NAN focused on flattening COVID-19 curve to keep communities safe

Create: 05/15/2020 - 02:57

Grand Chief Alvin Fiddler, pictured at the Community Justice Safety Forum, spoke about keeping focused on flattening the curve of the COVID-19 global pandemic during his May 5 update on the Wawatay Radio Network. Photo by Rick Garrick.

Grand Chief Alvin Fiddler stressed the importance of keeping focused on flattening the curve of the COVID-19 global pandemic during his May 5 update on the Wawatay Radio Network.

“I just want to start off by acknowledging the loss of one of the Elders from Mistissini on the Quebec Cree side due to COVID-19,” Fiddler says. “I was able to reach the Grand Chief Abel Bosum this morning just to express our support and our condolences on behalf of NAN (Nishnawbe Aski Nation) to the Quebec Cree Nation on the loss of one of their Elders. It is a reminder for all of us that even though the numbers of new cases may be levelling off in the north, we still need to be vigilant in our communities to keep our communities healthy and safe, especially our Elders.”

Fiddler says the Elders are the most vulnerable citizens of the community.

“We need to make sure we do everything we can to protect them in the days and weeks ahead,” Fiddler says. “Even though we may have heard the news about provincial governments looking at reopening their economy or their province, for example here in Ontario over the last few days where Premier Doug Ford has announced what they call the framework to reopen the province, we still need to maintain all the measures that we put into place in our communities over these last five or six weeks, including travel restrictions or limiting travel into our communities.”

Fiddler says people who need medical attention or who have medical appointments are being allowed to travel and the supply of essential goods is being allowed into the communities.
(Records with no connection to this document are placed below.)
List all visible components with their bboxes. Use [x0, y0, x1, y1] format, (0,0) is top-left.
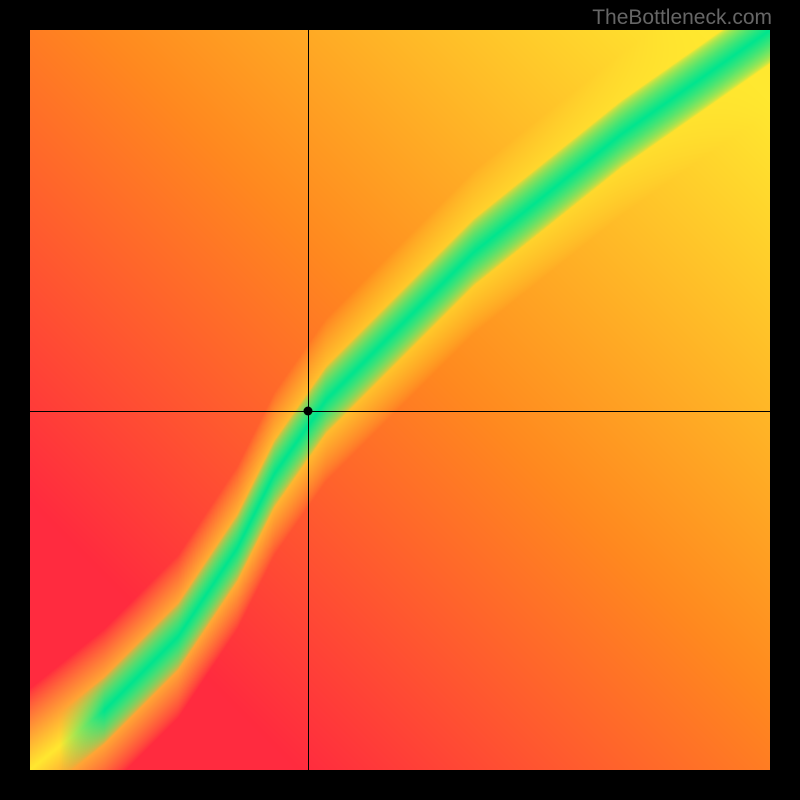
heatmap-canvas — [30, 30, 770, 770]
crosshair-horizontal — [30, 411, 770, 412]
crosshair-vertical — [308, 30, 309, 770]
marker-dot — [303, 407, 312, 416]
plot-area — [30, 30, 770, 770]
watermark-text: TheBottleneck.com — [592, 6, 772, 30]
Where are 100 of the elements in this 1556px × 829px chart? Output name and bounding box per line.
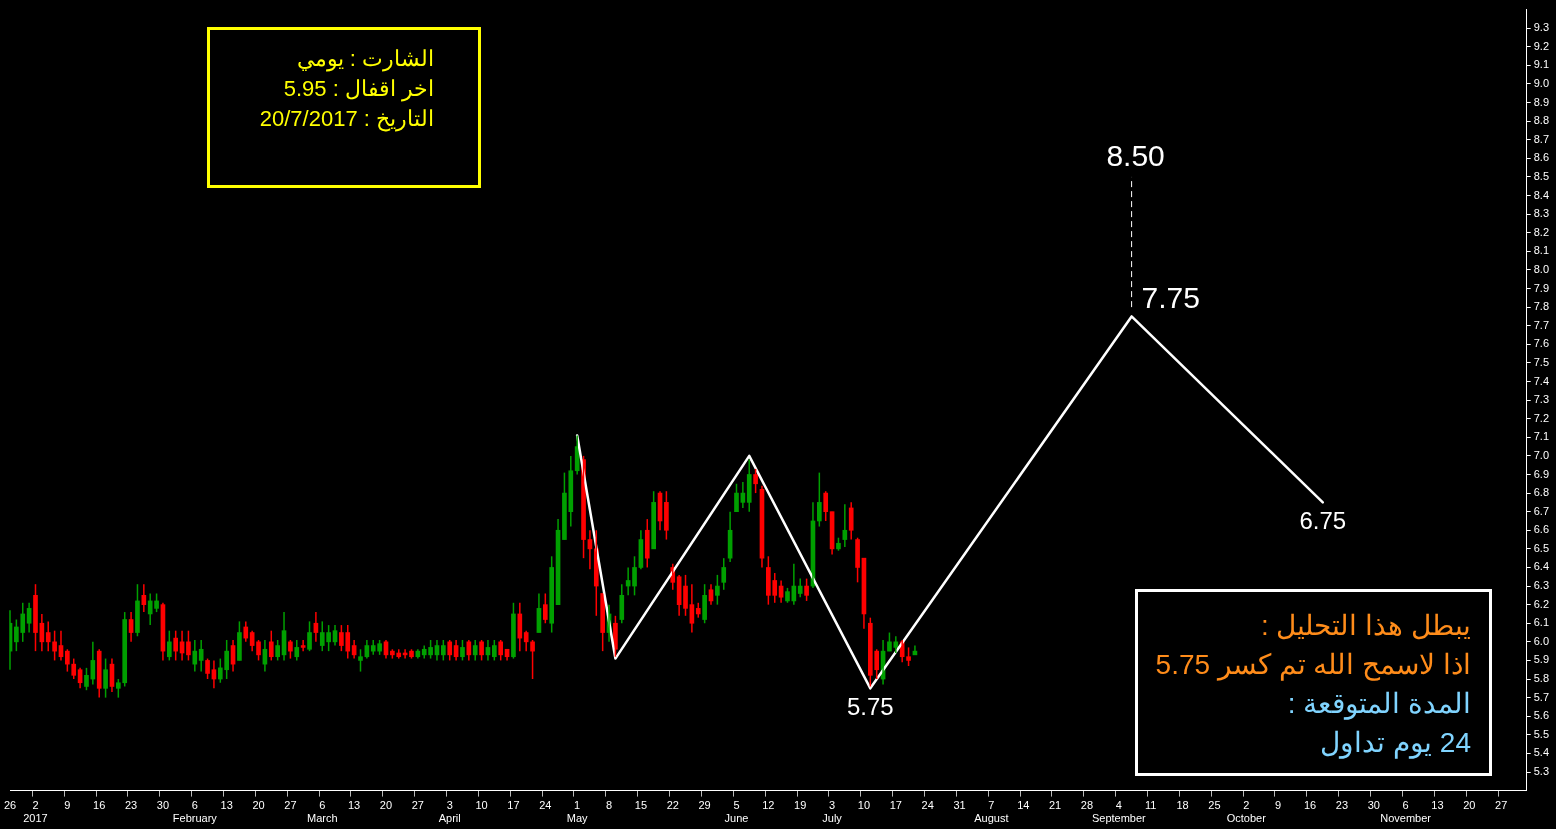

“But in terms of people travelling for holidays or the weekend or travelling from community to community, we’re saying that is not recommended,” Fiddler says. “We still need to stay in our homes and to maintain physical distancing in our communities. We cannot have large gatherings in our communities or the stores or in church or at community halls or workplaces.”
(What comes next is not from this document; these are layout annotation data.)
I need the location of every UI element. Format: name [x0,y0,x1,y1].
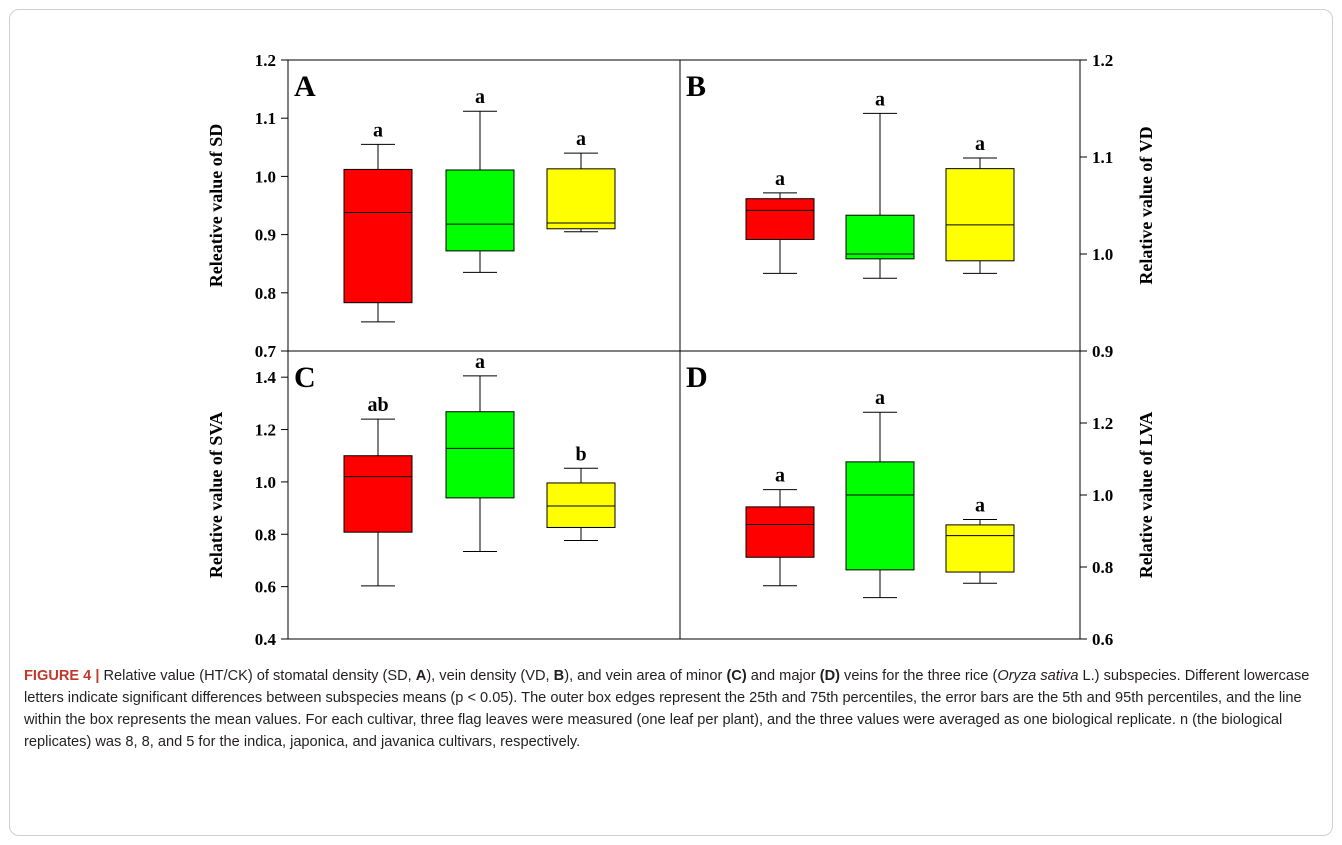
caption-panel-c: (C) [726,668,747,684]
y-tick-label: 1.0 [255,167,276,186]
figure-caption: FIGURE 4 | Relative value (HT/CK) of sto… [24,665,1324,753]
figure-frame [9,9,1333,836]
caption-text: ), vein density (VD, [426,668,554,684]
caption-panel-a: A [415,668,427,684]
caption-panel-b: B [553,668,565,684]
y-tick-label: 1.2 [1092,414,1113,433]
box-javanica [546,168,616,230]
box-japonica [845,461,915,571]
y-tick-label: 0.8 [1092,558,1113,577]
significance-letter: a [373,119,383,141]
box-javanica [945,524,1015,573]
box-indica [343,168,413,304]
significance-letter: a [875,88,885,110]
y-tick-label: 1.2 [255,421,276,440]
caption-text: ), and vein area of minor [564,668,727,684]
box-japonica [845,214,915,260]
significance-letter: a [975,494,985,516]
caption-panel-d: (D) [819,668,840,684]
y-tick-label: 0.9 [1092,342,1113,361]
significance-letter: a [975,133,985,155]
y-axis-label: Relative value of LVA [1136,412,1156,579]
caption-text: veins for the three rice ( [839,668,998,684]
y-axis-label: Relative value of SVA [206,412,226,578]
y-tick-label: 1.2 [255,51,276,70]
box-indica [343,455,413,533]
box-indica [745,506,815,558]
y-tick-label: 0.6 [255,578,276,597]
y-tick-label: 0.4 [255,630,277,649]
caption-text: and major [746,668,820,684]
box-japonica [445,169,515,252]
x-category-label: Indica [754,658,806,660]
box-indica [745,198,815,240]
significance-letter: a [775,465,785,487]
y-tick-label: 1.2 [1092,51,1113,70]
panel-label: C [294,361,316,394]
y-tick-label: 1.0 [1092,245,1113,264]
y-tick-label: 0.7 [255,342,277,361]
panel-label: B [686,70,706,103]
x-category-label: Japonica [844,658,917,660]
y-tick-label: 1.4 [255,368,277,387]
box-javanica [945,168,1015,262]
x-category-label: Javanica [944,658,1016,660]
y-axis-label: Relative value of VD [1136,126,1156,284]
y-tick-label: 1.0 [255,473,276,492]
box-japonica [445,411,515,499]
panel-label: D [686,361,708,394]
significance-letter: a [475,86,485,108]
figure-label: FIGURE 4 | [24,668,100,684]
y-axis-label: Releative value of SD [206,124,226,287]
significance-letter: a [775,168,785,190]
caption-species: Oryza sativa [997,668,1079,684]
x-category-label: Javanica [545,658,617,660]
significance-letter: a [576,128,586,150]
panel-label: A [294,70,316,103]
y-tick-label: 1.1 [1092,148,1113,167]
y-tick-label: 0.8 [255,284,276,303]
x-category-label: Japonica [444,658,517,660]
y-tick-label: 0.6 [1092,630,1113,649]
y-tick-label: 1.0 [1092,486,1113,505]
significance-letter: a [475,351,485,373]
x-category-label: Indica [352,658,404,660]
y-tick-label: 0.8 [255,525,276,544]
box-javanica [546,482,616,528]
caption-text: Relative value (HT/CK) of stomatal densi… [99,668,416,684]
significance-letter: ab [367,394,388,416]
significance-letter: b [575,443,586,465]
box-plot-figure: 0.7 0.8 0.9 1.0 1.1 1.2 Releative value of SD A… [206,51,1156,660]
significance-letter: a [875,387,885,409]
caption-text: L.) subspecies. Different lowercase lett… [24,668,1310,750]
y-tick-label: 0.9 [255,226,276,245]
plot-outer-border [287,59,1081,640]
y-tick-label: 1.1 [255,109,276,128]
Fiddler says this is a “really good time” for families and hunters to go out on the land to harvest the migratory birds.

“We’re just reminding people that although you may be out on the land, you still need to follow the guidelines that are set in place by public health officials,” Fiddler says. “For example, if you are not feeling well you should not go out to the land.”
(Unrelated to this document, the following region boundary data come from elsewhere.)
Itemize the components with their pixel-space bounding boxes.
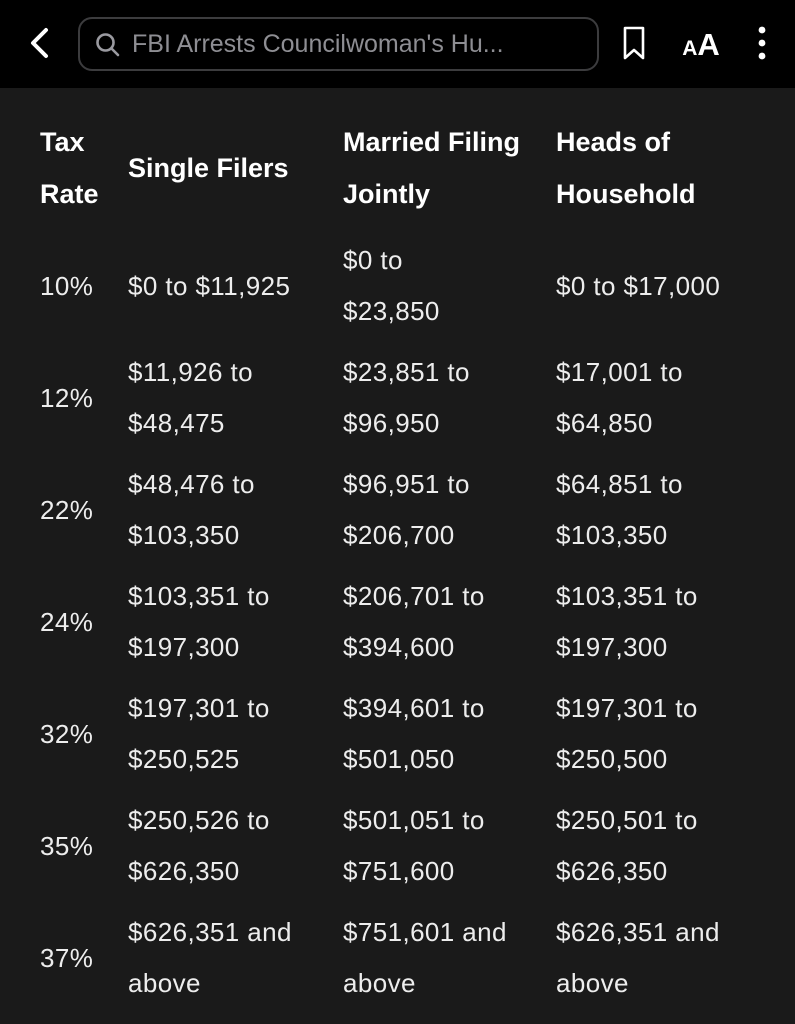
table-row: 10% $0 to $11,925 $0 to $23,850 $0 to $1…: [40, 230, 770, 342]
tax-rate-cell: 32%: [40, 718, 94, 749]
menu-button[interactable]: [745, 17, 779, 71]
browser-topbar: FBI Arrests Councilwoman's Hu... A A: [0, 0, 795, 88]
heads-household-cell: $17,001 to $64,850: [556, 357, 683, 438]
married-jointly-cell: $96,951 to $206,700: [343, 469, 470, 550]
married-jointly-cell: $0 to $23,850: [343, 245, 440, 326]
text-size-button[interactable]: A A: [671, 17, 731, 71]
tax-rate-cell: 10%: [40, 270, 94, 301]
tax-rate-cell: 12%: [40, 382, 94, 413]
page-title-text: FBI Arrests Councilwoman's Hu...: [132, 29, 504, 58]
bookmark-button[interactable]: [611, 17, 657, 71]
table-row: 37% $626,351 and above $751,601 and abov…: [40, 902, 770, 1014]
text-size-small-a: A: [682, 37, 698, 60]
heads-household-cell: $103,351 to $197,300: [556, 581, 698, 662]
table-row: 22% $48,476 to $103,350 $96,951 to $206,…: [40, 454, 770, 566]
header-married-filing-jointly: Married Filing Jointly: [343, 127, 521, 209]
heads-household-cell: $0 to $17,000: [556, 270, 721, 301]
tax-rate-cell: 22%: [40, 494, 94, 525]
table-row: 24% $103,351 to $197,300 $206,701 to $39…: [40, 566, 770, 678]
header-heads-of-household: Heads of Household: [556, 127, 696, 209]
single-filers-cell: $48,476 to $103,350: [128, 469, 255, 550]
bookmark-icon: [621, 25, 647, 64]
married-jointly-cell: $23,851 to $96,950: [343, 357, 470, 438]
table-row: 35% $250,526 to $626,350 $501,051 to $75…: [40, 790, 770, 902]
kebab-menu-icon: [757, 23, 767, 66]
chevron-left-icon: [26, 23, 52, 66]
heads-household-cell: $250,501 to $626,350: [556, 805, 698, 886]
married-jointly-cell: $751,601 and above: [343, 917, 507, 998]
single-filers-cell: $626,351 and above: [128, 917, 292, 998]
page-content: Tax Rate Single Filers Married Filing Jo…: [0, 88, 795, 1014]
search-icon: [94, 31, 121, 58]
married-jointly-cell: $394,601 to $501,050: [343, 693, 485, 774]
single-filers-cell: $197,301 to $250,525: [128, 693, 270, 774]
single-filers-cell: $250,526 to $626,350: [128, 805, 270, 886]
heads-household-cell: $626,351 and above: [556, 917, 720, 998]
single-filers-cell: $103,351 to $197,300: [128, 581, 270, 662]
tax-rate-cell: 24%: [40, 606, 94, 637]
url-search-field[interactable]: FBI Arrests Councilwoman's Hu...: [78, 17, 599, 71]
back-button[interactable]: [12, 17, 66, 71]
text-size-large-a: A: [697, 27, 720, 62]
table-body: 10% $0 to $11,925 $0 to $23,850 $0 to $1…: [40, 230, 770, 1014]
toolbar-right-icons: A A: [611, 17, 779, 71]
tax-bracket-table: Tax Rate Single Filers Married Filing Jo…: [40, 114, 770, 1014]
table-header-row: Tax Rate Single Filers Married Filing Jo…: [40, 114, 770, 230]
header-single-filers: Single Filers: [128, 153, 289, 183]
single-filers-cell: $11,926 to $48,475: [128, 357, 253, 438]
header-tax-rate: Tax Rate: [40, 127, 99, 209]
heads-household-cell: $197,301 to $250,500: [556, 693, 698, 774]
tax-rate-cell: 35%: [40, 830, 94, 861]
married-jointly-cell: $501,051 to $751,600: [343, 805, 485, 886]
married-jointly-cell: $206,701 to $394,600: [343, 581, 485, 662]
single-filers-cell: $0 to $11,925: [128, 270, 291, 301]
table-row: 12% $11,926 to $48,475 $23,851 to $96,95…: [40, 342, 770, 454]
table-row: 32% $197,301 to $250,525 $394,601 to $50…: [40, 678, 770, 790]
heads-household-cell: $64,851 to $103,350: [556, 469, 683, 550]
tax-rate-cell: 37%: [40, 942, 94, 973]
Fiddler says anyone who has symptoms of COVID-19 should call the nursing station.

“Don’t just show up there at their door,” Fiddler says. “They’re going to walk you through the process of what you need to do to protect your health but also just as importantly the health of your family that are living with you in your home.”

Fiddler also spoke about an issue raised by many of the NAN chiefs about First Nation citizens who are living in urban centres such as Thunder Bay, Timmins, Cochrane and Sioux Lookout.

“We need to make sure their needs are being met as well, whether it’s food, essential supplies, cleaning supplies,” Fiddler says. “We’ve done a lot of outreach with the Friendship Centre and groups like the Ontario Native Women’s Association and other partners to make sure we have access to our citizens that live in these urban centres to make sure they have the supports they need. We’re making sure they have the supplies they may require for themselves, especially for their children. That is something that is a real priority for us during this time just to make sure our youth, our children are safe in their homes.”